The BA.2 subvariant of Omicron now accounts for more than 85 percent of all sequenced infections. When this version of the virus dominated France, Germany and the UK, hospitalizations and deaths climbed once more despite assurances from their political leadership that the pandemic was over.
On April 13, 2022, the UK reported 658 deaths, with a seven-day average reaching close to 400 per day and climbing. By comparison, the death toll during the BA.1 surge peaked at around 270 daily deaths. The death toll from BA.2 in Germany matched the BA.1 surge, and in France, the death toll is climbing again. These experiences are relevant to the US, especially as population vaccination rates are lower than in these countries.

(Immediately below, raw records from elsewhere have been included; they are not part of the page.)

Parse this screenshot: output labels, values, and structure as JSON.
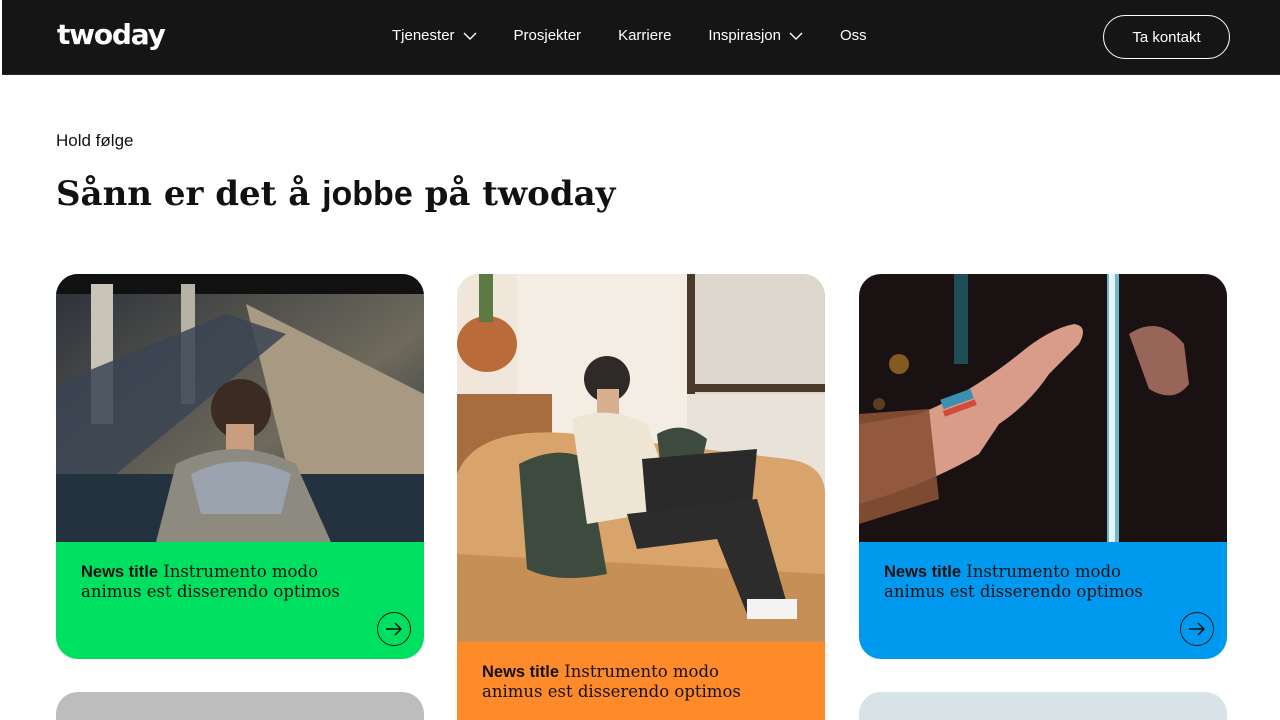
{
  "header": {
    "logo": "twoday",
    "nav": [
      {
        "label": "Tjenester",
        "has_dropdown": true
      },
      {
        "label": "Prosjekter",
        "has_dropdown": false
      },
      {
        "label": "Karriere",
        "has_dropdown": false
      },
      {
        "label": "Inspirasjon",
        "has_dropdown": true
      },
      {
        "label": "Oss",
        "has_dropdown": false
      }
    ],
    "cta": "Ta kontakt"
  },
  "section": {
    "eyebrow": "Hold følge",
    "headline_pre": "Sånn er det å ",
    "headline_bold": "jobbe",
    "headline_post": " på twoday"
  },
  "cards": [
    {
      "title": "News title",
      "body": " Instrumento modo animus est disserendo optimos",
      "color": "#00e060",
      "image": "man-on-escalator-photo",
      "arrow_icon": "arrow-right-circle-icon"
    },
    {
      "title": "News title",
      "body": " Instrumento modo animus est disserendo optimos",
      "color": "#ff8a2a",
      "image": "man-on-sofa-with-laptop-photo",
      "arrow_icon": "arrow-right-circle-icon"
    },
    {
      "title": "News title",
      "body": " Instrumento modo animus est disserendo optimos",
      "color": "#0099f0",
      "image": "hands-touching-reflection-photo",
      "arrow_icon": "arrow-right-circle-icon"
    }
  ],
  "colors": {
    "header_bg": "#151515",
    "text": "#111111"
  }
}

Dr. John Brownstein, an epidemiologist at Boston Children’s Hospital, told ABC News , “An effective public health response depends on high quality, real-time data. Underreporting, driven by changes in testing behavior, lack of public interest and severely underfunded local public health departments, create a perfect storm of misleading case counts and hospitalizations.”
Jeffrey Duchin, a health officer for Seattle and King County, Washington, said of the CDC’s new COVID-19 metrics, “The hospitalization threshold that the CDC came up with is too high. To wait for that high level to implement a measure … defeats the purpose of early action.”

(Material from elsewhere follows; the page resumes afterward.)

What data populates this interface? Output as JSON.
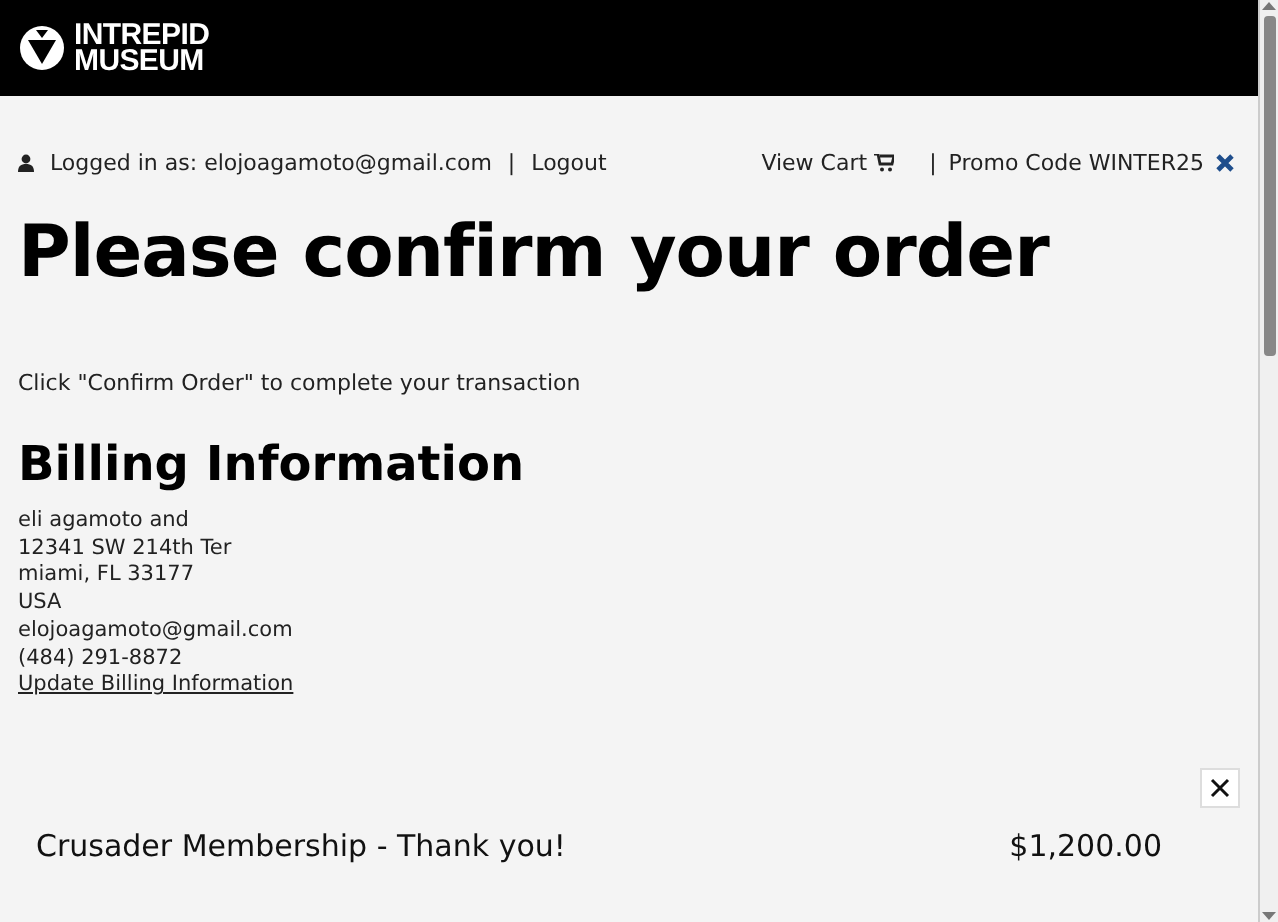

These warnings are being made at a moment when new variants of Omicron are being reported by the World Health Organization (WHO). Specifically, two strains, BA.4 and BA.5, are rising as a proportion of new cases in South Africa. They have also been detected in Denmark, Scotland and England.
They harbor two new mutations seen in previous variants of concern called L452R and F486V, which possibly can make the virus more capable of evading the immune system. Jeremy Kamil, associate professor of microbiology and immunology at Louisiana State University Health Shreveport, told Newsweek, “These are interesting new lineages. What is most interesting and concerning to me is the spike mutation F486V. This amino acid substitution escapes many of the broadly neutralizing antibodies people have that can protect from several variants.”
For now, there is insufficient data or experience with these versions to know how they will behave during rampant community spread. But the constant emergence of COVID-19 variants underscores the complete indifference the ruling elites have to the dangers posed by allowing the virus to continue to assault the world’s population.